Lite per una partita a dama: ammazza l’amico

Quadro di Boilly giocatori di dama
L.L.Boilly, “Giocatori di dama” (part.)

 

Un diverbio per una partita a dama, E ci scappò il morto. Era il tardo pomeriggio del 4 febbraio 1959, un mercoledì. Un giorno di poco lavoro per Alfredo, barbiere calabrese trasferitosi a Terni già da qualche anno. La barbieria l’aveva aperta in periferia, nella zona di San Valentino, Le cose andavano bene: una buona clientela, la giornata che passava in fretta senza pericolo di annoiarsi, anche c’erano sempre degli amici. I bar e le barbierie erano luoghi di incontro, per fare due chiacchiere, parlando di sport, di lavoro, dei fatti del giorno… E poi lì dal barbiere Alfredo c’era il torneo di dama. L’avevano organizzato proprio tra amici stilando anche un regolamento al fine di evitare discussioni. Per metterci un po’ di pepe avevano anche stabilio che chi perddeva pagava venti lire, una cifra era irrisoria, il prezzo di un caffè.
Quel giorno giocarono Alfredo e Luigi, anch’egli calabrese, a Terni per lavoro. Vinse Alfredo, ma Luigi s’impuntò: “No, secondo regolamento la partita è pari”. La discussione diventò animata, fino a che Luigi se ne andò, sprezzante: “Basta – disse uscendo – se continuo a discutere per venti lire ci rimetto di reputazione”. “Parla di reputazione proprio lui, con quella sorella che si ritrova”, commentò Alfredo non appena l’altro era uscito.

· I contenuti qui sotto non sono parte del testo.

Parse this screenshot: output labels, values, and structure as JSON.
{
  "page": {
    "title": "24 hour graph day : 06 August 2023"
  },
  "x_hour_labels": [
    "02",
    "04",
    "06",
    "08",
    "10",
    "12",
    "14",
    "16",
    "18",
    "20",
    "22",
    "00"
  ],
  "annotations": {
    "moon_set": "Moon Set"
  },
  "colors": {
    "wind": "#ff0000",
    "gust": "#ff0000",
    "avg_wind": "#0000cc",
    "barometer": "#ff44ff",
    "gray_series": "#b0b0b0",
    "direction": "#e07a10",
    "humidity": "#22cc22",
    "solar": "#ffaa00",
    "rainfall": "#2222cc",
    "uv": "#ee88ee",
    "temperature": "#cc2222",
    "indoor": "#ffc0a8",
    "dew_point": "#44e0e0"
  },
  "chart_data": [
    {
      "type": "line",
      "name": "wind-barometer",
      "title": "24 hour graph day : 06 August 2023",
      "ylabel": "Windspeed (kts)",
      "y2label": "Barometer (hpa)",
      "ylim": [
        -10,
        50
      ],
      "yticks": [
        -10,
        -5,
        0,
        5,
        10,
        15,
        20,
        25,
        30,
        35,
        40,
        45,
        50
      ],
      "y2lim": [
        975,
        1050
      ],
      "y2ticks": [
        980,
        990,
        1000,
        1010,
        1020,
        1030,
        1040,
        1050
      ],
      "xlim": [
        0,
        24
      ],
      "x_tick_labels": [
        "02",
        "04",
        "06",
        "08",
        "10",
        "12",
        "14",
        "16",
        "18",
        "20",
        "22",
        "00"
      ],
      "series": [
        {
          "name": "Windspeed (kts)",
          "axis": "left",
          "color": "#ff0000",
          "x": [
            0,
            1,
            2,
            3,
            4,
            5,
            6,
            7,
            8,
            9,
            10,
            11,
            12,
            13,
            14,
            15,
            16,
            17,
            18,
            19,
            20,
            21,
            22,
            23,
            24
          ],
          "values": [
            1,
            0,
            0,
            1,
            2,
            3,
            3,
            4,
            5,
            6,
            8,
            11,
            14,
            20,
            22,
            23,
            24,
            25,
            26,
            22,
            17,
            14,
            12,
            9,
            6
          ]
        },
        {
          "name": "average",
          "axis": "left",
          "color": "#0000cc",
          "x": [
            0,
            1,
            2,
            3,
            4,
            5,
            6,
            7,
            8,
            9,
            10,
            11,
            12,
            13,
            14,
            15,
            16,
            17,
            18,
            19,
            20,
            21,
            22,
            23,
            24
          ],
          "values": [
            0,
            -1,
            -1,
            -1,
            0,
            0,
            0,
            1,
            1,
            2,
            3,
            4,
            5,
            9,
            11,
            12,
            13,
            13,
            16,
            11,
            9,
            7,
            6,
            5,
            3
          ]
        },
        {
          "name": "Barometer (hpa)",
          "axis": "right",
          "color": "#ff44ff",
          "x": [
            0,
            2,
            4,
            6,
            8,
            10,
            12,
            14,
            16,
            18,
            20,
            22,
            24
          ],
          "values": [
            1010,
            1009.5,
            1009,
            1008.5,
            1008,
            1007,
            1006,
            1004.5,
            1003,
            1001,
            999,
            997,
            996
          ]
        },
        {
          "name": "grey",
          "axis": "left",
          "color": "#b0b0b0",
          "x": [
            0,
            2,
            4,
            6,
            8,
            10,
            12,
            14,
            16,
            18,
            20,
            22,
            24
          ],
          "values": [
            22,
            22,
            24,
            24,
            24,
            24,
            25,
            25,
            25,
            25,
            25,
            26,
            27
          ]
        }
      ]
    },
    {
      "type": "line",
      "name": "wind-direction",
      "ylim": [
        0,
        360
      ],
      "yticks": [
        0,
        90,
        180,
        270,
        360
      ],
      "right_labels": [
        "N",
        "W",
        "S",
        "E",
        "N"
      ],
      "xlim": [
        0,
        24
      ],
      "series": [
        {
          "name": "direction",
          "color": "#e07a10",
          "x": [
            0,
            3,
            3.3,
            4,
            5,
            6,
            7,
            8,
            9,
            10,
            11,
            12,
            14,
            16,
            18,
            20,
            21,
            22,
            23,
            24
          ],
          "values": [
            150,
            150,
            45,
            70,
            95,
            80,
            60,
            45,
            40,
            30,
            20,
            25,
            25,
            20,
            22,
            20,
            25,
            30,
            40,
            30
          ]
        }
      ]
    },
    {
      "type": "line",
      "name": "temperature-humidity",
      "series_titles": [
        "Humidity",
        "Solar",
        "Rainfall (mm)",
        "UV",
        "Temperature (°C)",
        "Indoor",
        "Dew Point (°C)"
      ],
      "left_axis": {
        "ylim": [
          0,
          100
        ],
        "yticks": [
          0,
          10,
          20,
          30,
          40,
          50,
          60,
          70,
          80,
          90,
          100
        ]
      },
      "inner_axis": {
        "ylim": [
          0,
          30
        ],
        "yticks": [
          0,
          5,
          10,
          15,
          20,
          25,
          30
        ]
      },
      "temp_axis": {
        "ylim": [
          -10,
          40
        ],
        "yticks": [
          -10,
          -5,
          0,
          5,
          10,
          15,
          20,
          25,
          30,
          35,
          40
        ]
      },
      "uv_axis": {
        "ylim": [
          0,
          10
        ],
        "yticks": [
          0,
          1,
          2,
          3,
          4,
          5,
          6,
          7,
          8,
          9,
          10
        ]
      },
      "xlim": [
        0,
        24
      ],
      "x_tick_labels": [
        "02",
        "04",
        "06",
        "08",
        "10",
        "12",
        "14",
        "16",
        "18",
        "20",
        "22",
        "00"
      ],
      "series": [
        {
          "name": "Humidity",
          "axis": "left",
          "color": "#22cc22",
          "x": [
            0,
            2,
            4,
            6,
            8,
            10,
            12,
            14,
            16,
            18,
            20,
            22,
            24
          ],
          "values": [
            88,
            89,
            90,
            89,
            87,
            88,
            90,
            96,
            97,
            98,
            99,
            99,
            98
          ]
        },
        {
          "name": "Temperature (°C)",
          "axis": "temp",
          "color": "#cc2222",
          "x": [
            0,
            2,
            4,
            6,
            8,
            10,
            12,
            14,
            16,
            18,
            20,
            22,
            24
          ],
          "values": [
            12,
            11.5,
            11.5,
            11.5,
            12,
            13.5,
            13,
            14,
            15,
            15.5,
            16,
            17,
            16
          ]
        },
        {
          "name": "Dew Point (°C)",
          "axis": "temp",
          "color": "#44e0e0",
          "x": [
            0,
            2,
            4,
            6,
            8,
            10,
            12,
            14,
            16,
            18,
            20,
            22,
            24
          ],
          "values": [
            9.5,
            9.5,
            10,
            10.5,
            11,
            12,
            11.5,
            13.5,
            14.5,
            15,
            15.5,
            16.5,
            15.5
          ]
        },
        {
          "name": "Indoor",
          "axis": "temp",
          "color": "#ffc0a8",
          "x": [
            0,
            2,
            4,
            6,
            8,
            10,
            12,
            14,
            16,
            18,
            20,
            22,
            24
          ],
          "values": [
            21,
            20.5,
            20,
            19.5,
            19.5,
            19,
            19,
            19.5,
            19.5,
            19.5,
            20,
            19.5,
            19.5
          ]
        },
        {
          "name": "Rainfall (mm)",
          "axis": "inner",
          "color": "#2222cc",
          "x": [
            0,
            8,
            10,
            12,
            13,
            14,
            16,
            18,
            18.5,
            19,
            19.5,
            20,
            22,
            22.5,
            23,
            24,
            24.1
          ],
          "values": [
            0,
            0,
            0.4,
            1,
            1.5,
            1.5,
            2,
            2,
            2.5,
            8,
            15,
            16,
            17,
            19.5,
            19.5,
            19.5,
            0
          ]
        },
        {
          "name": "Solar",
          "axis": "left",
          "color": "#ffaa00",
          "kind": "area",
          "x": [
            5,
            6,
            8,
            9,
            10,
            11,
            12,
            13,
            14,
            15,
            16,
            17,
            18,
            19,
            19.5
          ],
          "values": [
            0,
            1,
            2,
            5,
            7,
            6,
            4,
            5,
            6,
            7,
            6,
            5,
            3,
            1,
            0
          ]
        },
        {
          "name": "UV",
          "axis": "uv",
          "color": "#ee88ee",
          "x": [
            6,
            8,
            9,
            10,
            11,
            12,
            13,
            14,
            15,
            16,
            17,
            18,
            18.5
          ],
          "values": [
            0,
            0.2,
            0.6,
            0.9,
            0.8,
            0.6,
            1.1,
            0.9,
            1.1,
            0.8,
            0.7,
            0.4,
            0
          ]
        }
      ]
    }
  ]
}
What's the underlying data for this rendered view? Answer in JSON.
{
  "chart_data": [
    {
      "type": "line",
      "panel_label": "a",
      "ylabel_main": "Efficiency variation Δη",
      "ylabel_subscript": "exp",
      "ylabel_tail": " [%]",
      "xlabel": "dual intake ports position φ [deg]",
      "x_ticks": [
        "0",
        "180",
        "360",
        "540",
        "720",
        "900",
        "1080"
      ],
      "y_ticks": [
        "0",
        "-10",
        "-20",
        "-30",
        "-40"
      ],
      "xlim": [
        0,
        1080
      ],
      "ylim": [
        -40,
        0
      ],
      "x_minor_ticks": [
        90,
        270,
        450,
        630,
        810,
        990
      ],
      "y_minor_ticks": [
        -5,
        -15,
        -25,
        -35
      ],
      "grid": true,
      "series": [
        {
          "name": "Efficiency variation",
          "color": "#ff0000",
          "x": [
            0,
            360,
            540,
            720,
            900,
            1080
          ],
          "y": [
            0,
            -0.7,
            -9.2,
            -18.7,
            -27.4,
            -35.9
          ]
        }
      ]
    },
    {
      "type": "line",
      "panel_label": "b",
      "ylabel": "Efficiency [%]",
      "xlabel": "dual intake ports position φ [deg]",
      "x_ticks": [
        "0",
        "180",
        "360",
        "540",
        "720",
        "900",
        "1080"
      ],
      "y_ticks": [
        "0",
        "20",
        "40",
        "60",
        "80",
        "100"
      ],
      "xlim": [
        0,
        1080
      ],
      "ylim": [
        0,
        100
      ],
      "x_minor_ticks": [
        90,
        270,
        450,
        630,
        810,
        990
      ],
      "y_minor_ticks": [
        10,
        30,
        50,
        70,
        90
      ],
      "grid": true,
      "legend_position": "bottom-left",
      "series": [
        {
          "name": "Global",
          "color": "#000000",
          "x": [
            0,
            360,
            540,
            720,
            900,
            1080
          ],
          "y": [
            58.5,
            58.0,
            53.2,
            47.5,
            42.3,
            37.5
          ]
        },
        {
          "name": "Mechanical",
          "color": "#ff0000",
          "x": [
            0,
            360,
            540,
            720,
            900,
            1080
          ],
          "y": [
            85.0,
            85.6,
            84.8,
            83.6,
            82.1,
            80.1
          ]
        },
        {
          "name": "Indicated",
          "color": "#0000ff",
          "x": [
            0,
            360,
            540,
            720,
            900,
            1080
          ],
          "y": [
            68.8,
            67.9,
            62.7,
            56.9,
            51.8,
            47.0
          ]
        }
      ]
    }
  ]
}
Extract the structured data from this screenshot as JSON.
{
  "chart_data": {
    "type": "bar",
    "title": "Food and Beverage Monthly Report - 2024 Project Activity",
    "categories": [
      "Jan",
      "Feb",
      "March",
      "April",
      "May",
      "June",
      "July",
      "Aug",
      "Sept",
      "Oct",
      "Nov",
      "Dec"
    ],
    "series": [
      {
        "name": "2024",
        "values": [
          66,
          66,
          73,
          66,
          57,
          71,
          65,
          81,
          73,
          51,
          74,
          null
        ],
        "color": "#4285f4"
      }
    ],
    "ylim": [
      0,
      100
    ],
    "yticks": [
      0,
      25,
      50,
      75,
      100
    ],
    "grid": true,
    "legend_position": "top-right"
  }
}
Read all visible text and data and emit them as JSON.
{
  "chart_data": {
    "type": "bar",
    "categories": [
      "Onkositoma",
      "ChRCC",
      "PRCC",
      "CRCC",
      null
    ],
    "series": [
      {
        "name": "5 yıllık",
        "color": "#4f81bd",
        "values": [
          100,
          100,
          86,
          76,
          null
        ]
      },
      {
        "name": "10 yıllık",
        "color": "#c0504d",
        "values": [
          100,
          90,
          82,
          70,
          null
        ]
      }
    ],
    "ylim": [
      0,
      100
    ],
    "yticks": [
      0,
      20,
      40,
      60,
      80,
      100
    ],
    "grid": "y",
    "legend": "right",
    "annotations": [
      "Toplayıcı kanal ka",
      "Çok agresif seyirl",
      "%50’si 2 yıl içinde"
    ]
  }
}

La partita a dama diventa un duello

Un brutto commento. Ci fu chi si prese la briga di andare a riferire. Luigi stava a tavola, a cena con la moglie e i figli, ma andò immediatamente su tutte le furie. Smise di mangiare e furente si diresse alla barbieria.  Alfredo stava tagliando i capelli ad un cliente. Luigi entrò come una furia: “Vieni fuori e vediamo se  ripeti quel che hai detto”, lo apostrofò. “Non vedi che ho da fare? Non ho voglia di litigare”, replicò Alfredo spingendo Luigi fuori del negozio e chiudendo la porta che subito Luigi cominciò a prendere a calci. “Apri”, gridava. La porta cedette e si spalancò sbattendo addosso ad Alfredo. Le forbici gli caddero e mentre si piegava a raccoglierle un altro calcione di Luigi fece sì che la porta lo colpisse di nuovo, in testa.
Fu un attimo: Alfredo che aveva già ripreso in mano le forbici colpì. Una pugnalata secca, violenta.  Al cuore. Luigi morì nel giro di pochi minuti. Alfredo fuggì verso casa. “E’ successo un macello” disse, sconvolto, alla moglie. Poi prese quattro cose e scappò, cercando di far perdere le proprie tracce. Non pensava – riferì poi – che Luigi fosse morto.
Il processo per omcidio volontario aggravato si celebrò davanti alla Corte d’Assise di Terni e si concluse nel marzo del 1960: il barbiere fu condannato a 17 anni di reclusione. Niente legittima difesa, come chiedeva il suo difensore, ma la Corte gli riconobbe l’attenuante della provocazione. In appello gli scontarono cinque anni di carcere.